February 21st, 2002 at 2:25 PM
what is the technology going to *protect*?
An ethical debate influences a lot of things: funding, banning, fear of losing public support in a war, ability to recruit young scientists or encourage their career paths.
Someone reading this "must accelerate technology" propaganda is going to conclude that they must actively try to conquer the world as a moral obligation. Please. If that's to be done, it's not going to be done by some AI built by you guys, it's going to be done by folks over at the GlobalGreens http://globalgreens.org
Why them? Peace, ecology, democracy, feminism, decentralism… pardon me but their values are the ones that you claim are upheld by technology.
The difference is that they are dealing with this weird legacy system of monkey politics. Pink Goo. As if you guys can avoid it by wishing!
I'm totally with JBash on this outreach, but if you are going to approach this as a propaganda exercise, be ready to learn something. The weakness of their strategic and diplomatic (both highly intuitive) thinking is that it's not always technically rigorous. But then, you don't know what's going to work either, so that's only a quantitative difference – you may be more likely than them to be right, but they don't need to be exactly right to apply a Precautionary Principle. Just as you don't to apply for funding!
The other thing they do right is they ask what you are *protecting* not what you're *assuming*.
If your funding is military, that tells them a lot. Remember they're part of the peace movement. Which has disarmanent, diplomatic and values education tracks. Did it work? Did the USSR break up due to Reagan's arms buildup, due to failure to control Chernobyl and Afghanistan, or due to inability to create as free a peaceful society? Be ready to debate history over there.
After all, you're probably going to be making it.

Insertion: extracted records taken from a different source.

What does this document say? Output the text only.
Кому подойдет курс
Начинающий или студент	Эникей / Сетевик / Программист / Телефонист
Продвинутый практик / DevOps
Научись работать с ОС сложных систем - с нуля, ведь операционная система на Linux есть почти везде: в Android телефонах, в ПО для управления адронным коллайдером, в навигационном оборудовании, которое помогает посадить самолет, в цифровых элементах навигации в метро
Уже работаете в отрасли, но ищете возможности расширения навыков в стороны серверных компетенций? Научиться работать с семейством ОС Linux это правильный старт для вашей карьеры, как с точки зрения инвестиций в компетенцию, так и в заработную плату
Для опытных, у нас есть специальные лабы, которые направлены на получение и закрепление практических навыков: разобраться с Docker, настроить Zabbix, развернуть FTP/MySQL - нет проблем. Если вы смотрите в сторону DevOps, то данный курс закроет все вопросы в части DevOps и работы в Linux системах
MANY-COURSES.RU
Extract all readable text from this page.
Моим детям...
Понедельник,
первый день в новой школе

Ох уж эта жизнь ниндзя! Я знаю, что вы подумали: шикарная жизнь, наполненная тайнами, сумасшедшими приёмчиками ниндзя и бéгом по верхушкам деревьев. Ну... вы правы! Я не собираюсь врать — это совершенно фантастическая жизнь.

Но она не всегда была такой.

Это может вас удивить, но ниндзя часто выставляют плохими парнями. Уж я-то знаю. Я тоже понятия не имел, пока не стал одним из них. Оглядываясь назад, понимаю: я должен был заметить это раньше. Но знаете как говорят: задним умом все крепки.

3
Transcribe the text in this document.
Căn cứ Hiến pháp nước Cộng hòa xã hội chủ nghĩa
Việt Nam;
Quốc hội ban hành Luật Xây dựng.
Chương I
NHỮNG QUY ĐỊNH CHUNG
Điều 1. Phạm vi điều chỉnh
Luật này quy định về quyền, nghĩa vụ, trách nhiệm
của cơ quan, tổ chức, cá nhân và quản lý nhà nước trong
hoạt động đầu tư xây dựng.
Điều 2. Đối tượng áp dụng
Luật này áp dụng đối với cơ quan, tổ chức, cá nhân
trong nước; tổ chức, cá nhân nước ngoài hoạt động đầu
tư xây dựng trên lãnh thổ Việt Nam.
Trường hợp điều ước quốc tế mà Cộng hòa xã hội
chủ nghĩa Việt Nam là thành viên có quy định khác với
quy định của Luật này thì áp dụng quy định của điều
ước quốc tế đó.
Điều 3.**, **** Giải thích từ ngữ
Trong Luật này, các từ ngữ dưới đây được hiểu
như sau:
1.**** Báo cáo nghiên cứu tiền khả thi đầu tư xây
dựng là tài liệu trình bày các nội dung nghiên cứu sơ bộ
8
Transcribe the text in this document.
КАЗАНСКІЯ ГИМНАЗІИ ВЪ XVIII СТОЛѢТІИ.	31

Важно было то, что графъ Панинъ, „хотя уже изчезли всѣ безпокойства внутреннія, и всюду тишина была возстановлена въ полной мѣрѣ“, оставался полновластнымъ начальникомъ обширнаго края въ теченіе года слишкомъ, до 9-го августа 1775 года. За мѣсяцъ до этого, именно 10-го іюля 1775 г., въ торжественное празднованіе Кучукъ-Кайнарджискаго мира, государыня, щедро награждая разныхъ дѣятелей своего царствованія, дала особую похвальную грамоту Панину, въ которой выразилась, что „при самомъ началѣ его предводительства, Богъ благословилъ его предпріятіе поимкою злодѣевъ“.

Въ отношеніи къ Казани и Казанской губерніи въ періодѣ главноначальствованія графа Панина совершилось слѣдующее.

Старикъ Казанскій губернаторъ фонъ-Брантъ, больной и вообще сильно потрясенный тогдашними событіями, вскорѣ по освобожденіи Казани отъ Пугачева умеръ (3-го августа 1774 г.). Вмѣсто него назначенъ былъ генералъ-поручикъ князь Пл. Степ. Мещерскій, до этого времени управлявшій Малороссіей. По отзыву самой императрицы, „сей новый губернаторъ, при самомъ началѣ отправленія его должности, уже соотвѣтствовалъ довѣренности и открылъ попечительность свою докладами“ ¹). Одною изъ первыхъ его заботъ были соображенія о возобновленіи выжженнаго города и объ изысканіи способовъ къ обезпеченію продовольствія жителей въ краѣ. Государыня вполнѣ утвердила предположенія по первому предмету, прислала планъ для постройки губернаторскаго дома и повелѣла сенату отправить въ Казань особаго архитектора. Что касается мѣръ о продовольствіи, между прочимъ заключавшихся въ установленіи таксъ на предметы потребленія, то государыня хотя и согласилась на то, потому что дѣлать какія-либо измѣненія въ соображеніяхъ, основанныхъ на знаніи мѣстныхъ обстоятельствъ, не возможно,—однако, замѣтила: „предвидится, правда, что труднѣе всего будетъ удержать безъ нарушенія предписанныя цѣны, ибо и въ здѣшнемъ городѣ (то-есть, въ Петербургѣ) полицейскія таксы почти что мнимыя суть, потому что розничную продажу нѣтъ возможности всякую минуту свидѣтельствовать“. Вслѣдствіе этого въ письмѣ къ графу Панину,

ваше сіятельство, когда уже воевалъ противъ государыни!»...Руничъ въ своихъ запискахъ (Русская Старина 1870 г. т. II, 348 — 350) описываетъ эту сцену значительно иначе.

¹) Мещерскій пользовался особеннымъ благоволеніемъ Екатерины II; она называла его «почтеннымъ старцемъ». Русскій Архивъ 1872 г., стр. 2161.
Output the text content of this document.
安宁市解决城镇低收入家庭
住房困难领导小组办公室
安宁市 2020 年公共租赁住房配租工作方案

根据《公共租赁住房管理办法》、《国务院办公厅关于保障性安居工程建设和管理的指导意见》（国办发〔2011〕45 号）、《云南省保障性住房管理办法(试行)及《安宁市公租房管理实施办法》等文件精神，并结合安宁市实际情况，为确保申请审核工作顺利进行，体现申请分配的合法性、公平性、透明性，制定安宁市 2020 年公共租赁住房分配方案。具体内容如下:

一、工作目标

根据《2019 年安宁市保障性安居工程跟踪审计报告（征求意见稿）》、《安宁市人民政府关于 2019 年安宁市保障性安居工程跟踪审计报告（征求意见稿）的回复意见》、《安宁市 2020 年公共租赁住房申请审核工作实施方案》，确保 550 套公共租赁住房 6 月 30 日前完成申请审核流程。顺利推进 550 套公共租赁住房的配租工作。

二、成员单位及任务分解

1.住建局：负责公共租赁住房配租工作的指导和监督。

If you don't have the ethical debate *now*, when *will* you have it? When there are ignorant villagers piled up on your doorstep ready to gut you because they believed a rumor about you? It is arrogant beyond belief that the Foresight leadership didn't *join* Greenpeace on *day one*:
Failing to engage them proved beyond a reasonable doubt that Foresight really believed that force would win in the long run, not any chosen outcome. Accordingly, no need to predict anything more than technology! No need for anything beyond Cold War levels of understanding of politics!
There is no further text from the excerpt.